Bendeki yitiklik duygusu zamanla ilgili değil, hayır. Bu ıssızlık, çaresizliğin beraberinde getirdiği bir şey olmalı. Bir nevi yas içindeyim, evet. Suriye’de olup bitenler beni düşündüğümden daha çok etkiledi. Füruğ Ferruhzad’ın söylediği “Beni buraya kader getirdi, kalbim acıdan çatlıyor.” dizelerindeki kuyu gibi. Kuyu öyle derin ki sesimi duyuramıyorum, bir yankı odasındayım da sözlerim yeniden bana geliyor sanki. Kocaman bir yalan içinde nefes alamıyorum. Gorgo sürüleri karanlıktan parlayan yağlı ve kalın derileri, Toyota kamyonetleri, motosikletleri, silahları, siyah sakalları ve çatal dilleri ile ava çıkmışlar. Karanlığın kapıları açılmış, Pandora’nın kutusu açılalı çok oldu. Tekinsizlik, tedirginlik, korku, huzursuzluk, endişe ile çepeçevre sarılmış kötü bir alacakaranlık filminden gözlerimi bir türlü alamıyorum.

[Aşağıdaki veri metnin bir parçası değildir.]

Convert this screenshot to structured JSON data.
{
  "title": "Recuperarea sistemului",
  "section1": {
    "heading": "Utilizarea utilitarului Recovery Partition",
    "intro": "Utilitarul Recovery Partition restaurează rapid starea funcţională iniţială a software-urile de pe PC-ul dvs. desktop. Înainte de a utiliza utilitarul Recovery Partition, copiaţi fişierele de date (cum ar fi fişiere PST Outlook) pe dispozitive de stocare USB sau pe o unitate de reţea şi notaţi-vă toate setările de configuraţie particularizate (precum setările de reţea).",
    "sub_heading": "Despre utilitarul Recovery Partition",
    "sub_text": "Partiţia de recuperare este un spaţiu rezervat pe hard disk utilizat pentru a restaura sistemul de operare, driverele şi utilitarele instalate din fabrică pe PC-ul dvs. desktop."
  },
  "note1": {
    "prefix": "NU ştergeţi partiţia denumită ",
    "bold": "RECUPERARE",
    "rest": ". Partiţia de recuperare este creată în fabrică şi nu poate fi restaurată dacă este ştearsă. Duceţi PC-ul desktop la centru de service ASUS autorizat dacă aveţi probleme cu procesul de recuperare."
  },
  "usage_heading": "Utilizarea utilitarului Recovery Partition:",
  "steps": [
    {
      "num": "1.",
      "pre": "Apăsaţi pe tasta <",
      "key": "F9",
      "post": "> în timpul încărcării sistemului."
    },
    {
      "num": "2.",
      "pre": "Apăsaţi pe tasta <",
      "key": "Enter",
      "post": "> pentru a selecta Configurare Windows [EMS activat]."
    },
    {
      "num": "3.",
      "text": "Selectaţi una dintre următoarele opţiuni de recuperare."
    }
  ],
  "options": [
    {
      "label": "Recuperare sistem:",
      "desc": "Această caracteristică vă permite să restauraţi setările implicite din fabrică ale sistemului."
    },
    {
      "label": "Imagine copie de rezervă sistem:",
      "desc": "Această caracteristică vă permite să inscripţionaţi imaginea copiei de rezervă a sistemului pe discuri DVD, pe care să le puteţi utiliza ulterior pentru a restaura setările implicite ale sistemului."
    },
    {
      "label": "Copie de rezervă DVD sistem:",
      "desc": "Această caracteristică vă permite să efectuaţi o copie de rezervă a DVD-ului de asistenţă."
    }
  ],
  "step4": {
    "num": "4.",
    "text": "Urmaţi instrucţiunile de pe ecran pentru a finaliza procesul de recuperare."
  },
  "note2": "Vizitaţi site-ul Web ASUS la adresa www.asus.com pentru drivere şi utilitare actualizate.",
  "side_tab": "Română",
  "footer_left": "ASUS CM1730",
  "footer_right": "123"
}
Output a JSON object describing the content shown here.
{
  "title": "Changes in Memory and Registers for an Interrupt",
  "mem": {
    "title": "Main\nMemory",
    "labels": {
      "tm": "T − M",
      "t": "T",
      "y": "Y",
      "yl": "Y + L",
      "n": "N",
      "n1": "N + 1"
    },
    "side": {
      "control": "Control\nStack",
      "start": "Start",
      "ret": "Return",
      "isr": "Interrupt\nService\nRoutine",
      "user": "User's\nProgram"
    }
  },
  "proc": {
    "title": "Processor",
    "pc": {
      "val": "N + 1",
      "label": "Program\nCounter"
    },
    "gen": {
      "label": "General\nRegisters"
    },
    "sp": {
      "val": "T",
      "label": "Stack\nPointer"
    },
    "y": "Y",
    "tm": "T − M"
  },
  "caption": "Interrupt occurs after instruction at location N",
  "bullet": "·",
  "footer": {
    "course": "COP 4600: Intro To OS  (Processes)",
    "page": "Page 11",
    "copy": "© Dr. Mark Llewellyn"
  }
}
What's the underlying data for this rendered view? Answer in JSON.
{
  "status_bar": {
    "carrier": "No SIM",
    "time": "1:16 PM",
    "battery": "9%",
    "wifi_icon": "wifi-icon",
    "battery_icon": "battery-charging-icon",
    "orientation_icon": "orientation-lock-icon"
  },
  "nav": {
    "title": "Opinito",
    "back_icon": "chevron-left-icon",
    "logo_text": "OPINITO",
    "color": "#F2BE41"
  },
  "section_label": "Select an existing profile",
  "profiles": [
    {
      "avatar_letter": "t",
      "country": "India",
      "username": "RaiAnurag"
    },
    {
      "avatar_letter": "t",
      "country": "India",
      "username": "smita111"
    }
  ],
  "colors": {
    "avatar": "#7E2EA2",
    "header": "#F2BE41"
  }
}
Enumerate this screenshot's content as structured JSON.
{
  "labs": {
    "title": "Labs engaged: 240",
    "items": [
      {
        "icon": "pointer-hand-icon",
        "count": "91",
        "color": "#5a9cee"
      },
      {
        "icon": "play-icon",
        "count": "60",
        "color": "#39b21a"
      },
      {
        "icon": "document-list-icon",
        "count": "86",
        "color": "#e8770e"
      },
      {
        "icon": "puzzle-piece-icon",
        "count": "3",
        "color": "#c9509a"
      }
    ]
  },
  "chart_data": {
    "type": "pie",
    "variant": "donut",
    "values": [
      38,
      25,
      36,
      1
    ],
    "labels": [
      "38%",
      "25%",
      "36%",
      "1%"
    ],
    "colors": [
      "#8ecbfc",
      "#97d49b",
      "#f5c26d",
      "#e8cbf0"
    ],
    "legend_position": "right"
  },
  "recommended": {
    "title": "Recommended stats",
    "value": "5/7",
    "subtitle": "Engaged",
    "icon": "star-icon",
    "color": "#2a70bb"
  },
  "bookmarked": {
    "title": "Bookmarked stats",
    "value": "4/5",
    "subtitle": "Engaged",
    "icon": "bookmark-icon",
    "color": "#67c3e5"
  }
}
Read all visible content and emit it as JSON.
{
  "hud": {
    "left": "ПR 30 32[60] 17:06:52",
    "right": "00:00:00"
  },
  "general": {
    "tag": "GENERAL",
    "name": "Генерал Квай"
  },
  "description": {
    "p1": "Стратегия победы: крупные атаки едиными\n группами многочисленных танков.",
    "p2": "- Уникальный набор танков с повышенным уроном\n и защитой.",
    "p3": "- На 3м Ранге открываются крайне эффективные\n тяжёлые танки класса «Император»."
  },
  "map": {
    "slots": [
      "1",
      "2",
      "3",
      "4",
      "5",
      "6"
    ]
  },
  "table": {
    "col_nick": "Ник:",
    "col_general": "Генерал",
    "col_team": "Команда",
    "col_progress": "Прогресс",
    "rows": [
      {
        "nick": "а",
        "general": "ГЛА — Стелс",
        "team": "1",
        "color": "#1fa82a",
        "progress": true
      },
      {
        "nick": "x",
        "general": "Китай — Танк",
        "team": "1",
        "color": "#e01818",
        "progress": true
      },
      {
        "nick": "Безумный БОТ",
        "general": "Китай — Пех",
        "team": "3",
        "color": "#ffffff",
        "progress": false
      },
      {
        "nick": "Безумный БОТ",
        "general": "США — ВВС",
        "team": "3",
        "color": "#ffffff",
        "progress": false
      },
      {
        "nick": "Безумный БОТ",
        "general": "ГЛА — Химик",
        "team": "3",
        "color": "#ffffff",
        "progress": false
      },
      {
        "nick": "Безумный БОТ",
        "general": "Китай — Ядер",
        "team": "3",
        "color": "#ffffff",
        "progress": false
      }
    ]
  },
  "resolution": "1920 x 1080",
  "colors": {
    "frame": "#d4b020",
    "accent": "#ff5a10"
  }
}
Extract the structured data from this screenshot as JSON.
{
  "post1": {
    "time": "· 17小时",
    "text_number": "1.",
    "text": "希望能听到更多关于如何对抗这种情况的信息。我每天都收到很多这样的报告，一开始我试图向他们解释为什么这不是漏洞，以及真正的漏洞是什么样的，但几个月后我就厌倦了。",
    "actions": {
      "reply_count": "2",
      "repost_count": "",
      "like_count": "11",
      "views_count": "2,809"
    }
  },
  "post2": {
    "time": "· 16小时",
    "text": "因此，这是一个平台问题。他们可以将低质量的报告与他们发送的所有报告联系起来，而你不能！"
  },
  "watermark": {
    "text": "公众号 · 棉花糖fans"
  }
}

Dilim tutuldu. Giderek pelteleşen bir pıhtı atmasıyla akıyor düşüncelerim düzensiz ama bir o kadar öfkeli. İsyanım durmuyor, giderek kekeme oluyorum, çok hızlı düşünüyor ama söze dökerken kelimeler kifayetsiz kalıyor. Konuşamıyorum, sayıklamalar içinde ocağımıza incir ağacı dikenleri, umudu elimizde alanları, şıvgalarım kıranları…
Culani’nin başına ödüller konmuştu, hani?
PR lazım, yani public relation yani halkla ilişkiler, buyrunuz, elbette şirket yönetir gibi yönetmelisiniz zaten koca Suriye’yi sahibinin sesi olarak ama arada duyurmalısınız gür sesini mezhepçiliğin, din adına aldatmalısınız, din ile aldatmalısınız.
Culani’nin başına ödüller konmuştu, hani?
Yine mi demokrasi götürmek istediniz yine mi?
Ey, emperyalizmin kara çeteleri, kudretli gorgoları, kara kralları? Kararınız bu........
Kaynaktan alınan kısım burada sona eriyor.